Surrendering Your Survival—A Conscious Path to Eating Disorder Recovery provides directions toward escaping the torments of eating disorder hell. In this book I speak from my own understanding of the torment and suffering of an eating disorder, and from my own experience escaping and recovery from it. I wrote Surrendering Your Survival to speak heart to heart with those who are inside the dark cage of their eating disorder. I articulate the survival terror experienced by those who are a prisoner to their disordered behaviors, and provide clarity about what it will take in order to willfully choose to surrender the safety that those behaviors supply. When reading this book, it will feel as if I’m sitting with you in that darkness, with compassion for why you are in such a state of terror and anguish, showing and describing the path you’ll need to take in order to escape.

Surrendering Your Survival describes what will need to be sacrificed, what has to be accepted, and the price that must be paid to take the path that leads to recovery. I give the reader a look into what recovery feels like, a method guided by the body to relearn a functional way to eat, and send a message of hope to those who are seeking freedom from an eating disorder.

Thin Supremacy: Body Image and Our Cultural Battle with Weight focuses and discusses the underlying psychological mechanisms and societal belief systems that encourages people to reinforce unrealistic body images. For people who internalize these images, they are more likely to experience feelings of shame when their body is different.
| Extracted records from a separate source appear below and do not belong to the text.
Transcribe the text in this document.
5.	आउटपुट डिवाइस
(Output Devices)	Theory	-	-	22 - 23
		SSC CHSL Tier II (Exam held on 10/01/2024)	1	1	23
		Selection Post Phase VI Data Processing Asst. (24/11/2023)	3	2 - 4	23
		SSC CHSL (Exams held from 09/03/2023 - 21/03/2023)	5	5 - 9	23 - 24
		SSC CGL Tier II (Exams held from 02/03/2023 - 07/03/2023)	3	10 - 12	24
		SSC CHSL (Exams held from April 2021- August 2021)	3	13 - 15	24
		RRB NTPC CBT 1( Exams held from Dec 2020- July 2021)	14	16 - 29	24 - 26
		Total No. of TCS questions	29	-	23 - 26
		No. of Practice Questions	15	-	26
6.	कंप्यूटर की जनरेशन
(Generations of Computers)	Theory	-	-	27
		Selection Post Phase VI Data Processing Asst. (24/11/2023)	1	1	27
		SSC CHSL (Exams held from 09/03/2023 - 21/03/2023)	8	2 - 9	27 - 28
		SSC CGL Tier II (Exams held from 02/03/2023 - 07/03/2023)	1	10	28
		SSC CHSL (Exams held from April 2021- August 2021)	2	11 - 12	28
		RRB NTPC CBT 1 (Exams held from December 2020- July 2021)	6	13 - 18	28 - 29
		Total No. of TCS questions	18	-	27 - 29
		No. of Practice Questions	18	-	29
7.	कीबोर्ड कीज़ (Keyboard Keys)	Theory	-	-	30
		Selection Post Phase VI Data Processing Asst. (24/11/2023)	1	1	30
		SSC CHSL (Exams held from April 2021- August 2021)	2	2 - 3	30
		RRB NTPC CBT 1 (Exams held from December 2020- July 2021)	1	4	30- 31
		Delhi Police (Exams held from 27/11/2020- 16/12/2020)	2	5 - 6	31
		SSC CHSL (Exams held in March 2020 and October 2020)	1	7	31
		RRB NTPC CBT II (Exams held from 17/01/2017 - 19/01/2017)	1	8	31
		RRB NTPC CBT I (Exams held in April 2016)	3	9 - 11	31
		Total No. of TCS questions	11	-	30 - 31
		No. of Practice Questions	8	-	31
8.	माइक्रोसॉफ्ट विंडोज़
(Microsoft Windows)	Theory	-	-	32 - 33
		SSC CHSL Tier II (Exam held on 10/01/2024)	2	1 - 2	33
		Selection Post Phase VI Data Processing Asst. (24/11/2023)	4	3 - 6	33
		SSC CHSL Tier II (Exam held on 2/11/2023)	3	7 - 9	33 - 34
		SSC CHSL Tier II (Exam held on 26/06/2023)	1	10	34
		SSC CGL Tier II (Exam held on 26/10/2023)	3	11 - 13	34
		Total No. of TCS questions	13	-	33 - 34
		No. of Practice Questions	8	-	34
This shame is a primary motivation for why people diet and why people eat emotionally. I believe emotional eating issues are just a symptom, projected out from mechanisms meant to protect life, coming from the desire to “fit in” and feel lovable through body image.

Diet Supremacy: The Toxic Bond Between Shame, Dieting, and Emotional Eating describes the survival mechanisms that are triggered as the struggle to accept body fat promotes an anxiety-ridden conflict between dieting—and the survival urges to gain access to food and to eat in self-defense. I believe the cognitive distortions about one’s body and food, like dysmorphia, perfectionism, and all-or-nothing thinking, are from a clash between the psychological drive to belong, fit in, and be accepted—and the more vital, more important need to survive with food.

Body Supremacy: Exploring the Torment of Eating Disorders as a Syndrome goes deeper into the mind and darkness of eating disorders. This book discusses the possibility that eating disorders might be more of a syndrome, where compliance is a form of self-preservation necessary to survive in narcissistic cultures where codependency and trauma bonding might be more prevalent. I believe people who suffer with an eating disorder hold themselves to abusive and inhumane controls—like someone with Stockholm Syndrome—because they believe that’s what’s required in order to earn safety, acceptance, and love from the narcissistic supremacy (their captor) that has power and control over their survival needs.